Open gully opened 3 years ago
Ok, we already have an .estimate_uncertainty()
method. Yay!
We should update this method in a few ways. First:
We should make use of the .smooth_spectrum()
keyword argument bandwidth=
. We would essentially set the bandwidth equal to some small number of pixels, say 2-10 pixels. Then the Gaussian Process will essentially act as a running-average around those few pixels. Currently the default is for a large bandwidth that may not be suitable for all spectra.
Second, we may want another method that does an in-place operation, meaning that the returned object is an EchelleSpectrum (or equivalent, e.g. HPFSpectrum) that has uncertainty values updated as described above.
.revise_uncertainty()
.revise_uncertainty_from_data()
.revise_uncertainty_from_self()
.verify_uncertainty()
.estimate_and_revise_uncertainty()
We often want to estimate the SNR from the data itself. This operation is not unique and depends strongly on the properties of the data itself. A common and fair assumption is that data are near-critically sampled, with a few pixels per resolution element, such that the spectrum possesses many regions in which adjacent pixels share exactly the same input flux, but with only the noise values different. The input flux need not even be exactly the same, but merely smoothly-varying-in-wavelength so that a trendline perceives and removes the trend leaving only a residual spectrum with scatter.

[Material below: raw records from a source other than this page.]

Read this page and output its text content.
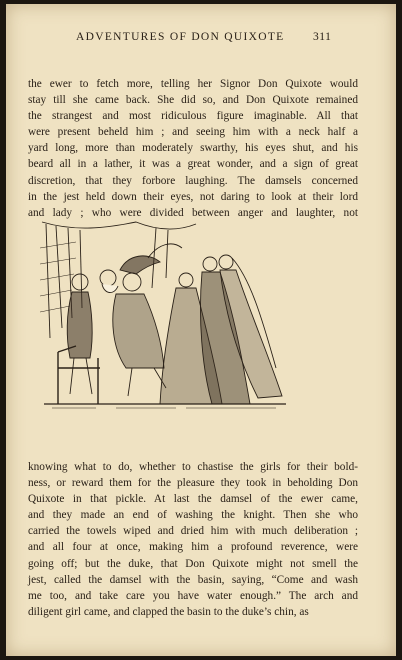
ADVENTURES OF DON QUIXOTE 311
the ewer to fetch more, telling her Signor Don Quixote would
stay till she came back. She did so, and Don Quixote remained
the strangest and most ridiculous figure imaginable. All that
were present beheld him ; and seeing him with a neck half a
yard long, more than moderately swarthy, his eyes shut, and his
beard all in a lather, it was a great wonder, and a sign of great
discretion, that they forbore laughing. The damsels concerned
in the jest held down their eyes, not daring to look at their lord
and lady ; who were divided between anger and laughter, not
knowing what to do, whether to chastise the girls for their bold-
ness, or reward them for the pleasure they took in beholding Don
Quixote in that pickle. At last the damsel of the ewer came,
and they made an end of washing the knight. Then she who
carried the towels wiped and dried him with much deliberation ;
and all four at once, making him a profound reverence, were
going off; but the duke, that Don Quixote might not smell the
jest, called the damsel with the basin, saying, “Come and wash
me too, and take care you have water enough.” The arch and
diligent girl came, and clapped the basin to the duke’s chin, as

From this residual spectrum we quantify the pixel-to-pixel scatter with a robust standard deviation metric, either homoscedastic or heteroscedastic with some sort of window-function-based-standard-deviation, like
binned_statistic
Finally, an uncertainty derived in this way can be compared to the pipeline-reported SNR to gauge the reliability of the pipeline, or flag bad data. We could add a method or show a tutorial for overriding the pipeline uncertainty with this user-derived uncertainty in cases where the pipeline uncertainty is inaccurate.
We already have some of the tools in place to generate this residual spectrum:
.smooth_spectrum()
exists and is exactly what we aim for as the running-average model estimate.